Ask Me Help Desk - Falling rock

Hello every body I have this one question that I can't seem to solve. I know the answer is 52m but I can't seem to derive this answer even after trying different method and formula. Can some one help me answer it. Thank so much. It need to be solve through kinematic formula.

A rock is dropped from a seacliff and the sound of it stricking the ocean is heard 3.4 seconds later. If the speed of sound is 340m/s, how high is the cliff?

Can someone help me and can you show the steps so I can be able to solve other problems like this one.Thank You

I cannot get an answer that matches your answer of 52m, but here's my reasoning to the point of getting nowhere, if your answer is correct.

if you are assuming that the person who heard the rock hit is at the top of the cliff, then it isn't as easy as simply (340m/s)(3.4s) = distance.

the reason is that the 3.4s is the total time... with two different processes. Time down is tied to the rate of acceleration due to gravity. Time up is tied to the speed of sound. Does it make sense that the rock will spend a lot more of the 3.4 s falling than the time for the sound to travel back up? So really, the distance for the sound part is (340m/s)(time total - time down)

which is d = (340m/s)(3.4 - time down) = 1156m - (340m/s)time down

okay... so if you want to solve for d then you need to plug into time down.

you also know that d = v(initial)*t + 1/2at^2

plugging in d = (0)t + 1/2(-9.8m/s^2)t^2

= d = 1/2(-9.8m/s^2)t^2

so now you have d expressed in terms of time down by two equations. Combine.
1/2(-9.8m/s^2)t^2 = 1156m - (340m/s)t

okay... looks like a quadratic if you rearrange

-4.9t^2 + 340t - 1156 = 0

solve for quadratic and I get 3.58m or 65.8m as the two roots.

played around with signs too and I don't get your numbers. Oh well...

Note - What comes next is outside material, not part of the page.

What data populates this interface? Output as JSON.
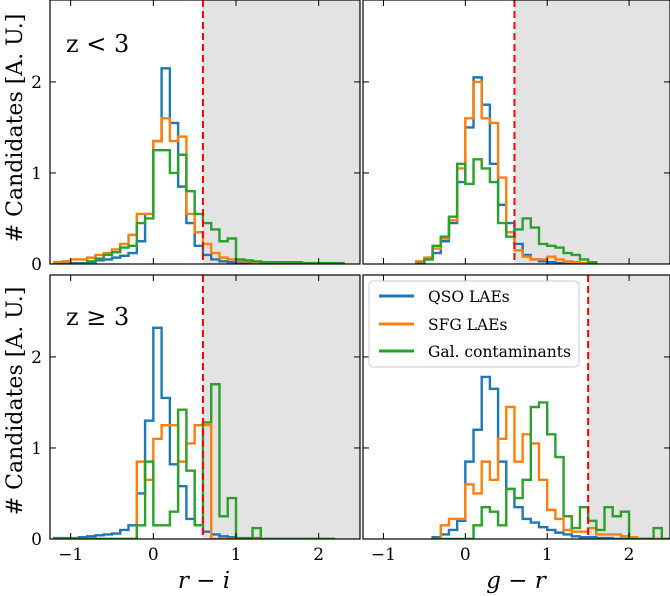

kp, when equating d=vt-vtfall to d=1/2a(tfall)^2, you put an extra minus sign in front of the t^2 term. Also, when you solve the quadratic (and get about 3.24s), that gives you tfall, not the distance. You still have to sub back into d=1156-340*tfall to get the distance.

I approached it from a different tack:

ttotal = tfall + tnoise
t = sqrt(2d/a) + d/v
vt - d = sqrt(2d/a)
d^2 - 2vtd + v^2t^2 = 2d/a
d^2 + (2/a - 2vt)d + v^2t^2 = 0
Solve for d directly.

Quote:

Originally Posted by dmatos

kp, when equating d=vt-vtfall to d=1/2a(tfall)^2, you put an extra minus sign in front of the t^2 term. Also, when you solve the quadratic (and get about 3.24s), that gives you tfall, not the distance. You still have to sub back into d=1156-340*tfall to get the distance.

I approached it from a different tack:

ttotal = tfall + tnoise
t = sqrt(2d/a) + d/v
vt - d = sqrt(2d/a)
d^2 - 2vtd + v^2t^2 = 2d/a
d^2 + (2/a - 2vt)d + v^2t^2 = 0
Solve for d directly.

thanks for the tips. I threw in the - and took it out at other times when I was working the problems to see if that made a difference... since sometimes you would use it in some problems.

I don't see how setting up for d as I did would have terms of s. everyplace I set up an equation the s terms on bottom were cancelled by those on top. I just don't see it tonight. Maybe tomorrow it'll jump out.

Look at http://www.haverford.edu/educ/knight...ccelarator.htm

I'm close but my schoolboy (long time ago) maths is not up to the job.